朝は再会を喜んでいる
「何年も音沙汰なしで安心してりゃ、忙しなく呼びつけやがって」
ヒナダの開口一番の声を聞いて、朝はああ、ヒナダさんだと、ほっとした。それほど長く一緒にいたわけではないのに、経験したことの印象が強いからか、とてもよく知っている人のようで安心するのかもしれない。
「悪いな。で、用意できたか」
「ほらよ」
放り投げられた袋はふたつ。それらを危なげなく受け取ったハバラは、「けっこうあるな。助かる」と、少し驚いたようだった。
「なめんなよ、俺は徹底的にやるんだよ」
港町の小さな家や森の中の隠れ家を思い出せば、ヒナダがきっちりと仕事をする性格なのはわかるというものだ。

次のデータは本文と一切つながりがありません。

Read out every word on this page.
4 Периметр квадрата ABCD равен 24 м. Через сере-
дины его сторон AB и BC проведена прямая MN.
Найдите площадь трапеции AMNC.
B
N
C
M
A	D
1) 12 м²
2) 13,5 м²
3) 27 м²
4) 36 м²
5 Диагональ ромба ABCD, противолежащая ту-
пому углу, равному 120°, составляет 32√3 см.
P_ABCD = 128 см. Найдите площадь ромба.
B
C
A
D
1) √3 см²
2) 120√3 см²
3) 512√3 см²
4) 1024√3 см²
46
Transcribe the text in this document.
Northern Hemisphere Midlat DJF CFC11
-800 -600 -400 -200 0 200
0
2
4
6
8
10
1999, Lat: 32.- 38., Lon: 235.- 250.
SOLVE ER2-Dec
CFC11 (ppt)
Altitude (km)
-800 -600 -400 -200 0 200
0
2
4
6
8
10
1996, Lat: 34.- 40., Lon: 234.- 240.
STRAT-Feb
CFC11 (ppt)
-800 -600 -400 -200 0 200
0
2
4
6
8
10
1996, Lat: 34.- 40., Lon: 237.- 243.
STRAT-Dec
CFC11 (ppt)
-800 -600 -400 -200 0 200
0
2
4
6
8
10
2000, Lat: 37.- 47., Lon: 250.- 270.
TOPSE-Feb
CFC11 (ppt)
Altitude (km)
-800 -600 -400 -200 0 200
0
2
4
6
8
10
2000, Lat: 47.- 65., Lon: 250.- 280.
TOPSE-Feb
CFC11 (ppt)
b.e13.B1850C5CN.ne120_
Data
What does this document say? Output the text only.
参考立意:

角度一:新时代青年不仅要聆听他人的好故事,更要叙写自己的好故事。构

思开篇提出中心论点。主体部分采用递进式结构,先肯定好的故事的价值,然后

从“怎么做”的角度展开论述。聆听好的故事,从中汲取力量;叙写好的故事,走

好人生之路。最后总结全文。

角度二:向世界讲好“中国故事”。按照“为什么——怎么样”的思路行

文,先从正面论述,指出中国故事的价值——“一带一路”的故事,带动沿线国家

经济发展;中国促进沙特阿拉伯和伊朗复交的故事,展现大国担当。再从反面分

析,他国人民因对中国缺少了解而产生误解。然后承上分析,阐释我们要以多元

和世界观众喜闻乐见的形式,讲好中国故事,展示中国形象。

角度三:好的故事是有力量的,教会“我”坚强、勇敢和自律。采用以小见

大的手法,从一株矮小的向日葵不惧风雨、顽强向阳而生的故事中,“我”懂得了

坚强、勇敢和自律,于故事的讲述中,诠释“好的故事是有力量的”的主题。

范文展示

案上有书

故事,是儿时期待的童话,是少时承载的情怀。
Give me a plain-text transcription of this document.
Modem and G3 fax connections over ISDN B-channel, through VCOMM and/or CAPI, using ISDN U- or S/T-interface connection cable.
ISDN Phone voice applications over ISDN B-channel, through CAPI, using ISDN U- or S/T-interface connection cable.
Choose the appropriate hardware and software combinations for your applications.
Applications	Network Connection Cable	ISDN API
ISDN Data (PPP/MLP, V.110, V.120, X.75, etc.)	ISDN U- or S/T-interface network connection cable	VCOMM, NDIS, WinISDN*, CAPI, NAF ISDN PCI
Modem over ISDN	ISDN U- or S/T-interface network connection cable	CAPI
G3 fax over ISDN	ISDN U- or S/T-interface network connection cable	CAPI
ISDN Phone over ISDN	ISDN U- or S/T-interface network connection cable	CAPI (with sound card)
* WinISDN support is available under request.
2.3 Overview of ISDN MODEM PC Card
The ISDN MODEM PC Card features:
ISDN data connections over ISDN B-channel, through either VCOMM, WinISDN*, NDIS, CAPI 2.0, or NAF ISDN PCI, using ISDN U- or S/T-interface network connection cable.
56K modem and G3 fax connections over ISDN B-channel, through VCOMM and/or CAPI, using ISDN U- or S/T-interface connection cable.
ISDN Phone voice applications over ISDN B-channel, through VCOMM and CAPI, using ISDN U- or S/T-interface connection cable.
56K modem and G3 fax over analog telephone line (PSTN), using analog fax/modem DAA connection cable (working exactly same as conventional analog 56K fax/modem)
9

ヒナダが用意した袋には特徴的な文様が織り込まれたショールが2枚と、旅に必要な細々とした物で、ハバラが「この辺りでは調達しにくいので困っていた」のを用意してきたということらしい。
「もっとも、一番大事なもんはこんなかだけどな」
ヒナダが自分の頭を人差し指で軽く叩けば、ハバラは「確かに入っているんだろうな」と眉を上げる。
「信用できねぇってんなら、帰ってもいいぜ」
「聞いてからだ」
そう言いながらも、ハバラは小さな火鉢で沸かした湯で濃いコーヒーを入れてヒナダに渡しているから、疑ってはいないのだろう。ヒナダは「なかなか手に入らない」コーヒーが好きだと、朝も聞いたことがある。
――そういえば、あの飛行船はどうなったんだろう。
なんとか隠しおおせた、つもりの飛行船はまだあそこにあるのだろうか。
何年も前のことのような、昨日のことのような。
それでも「これはあんたに」と手渡された干した果実をゆっくりと味わいながら、どうしてだかはわからないけれど、ちゃんと合流できたヒナダと、それを当たり前のように受け止めているハバラに、これが現実だと感じて、やっぱり嬉しかった。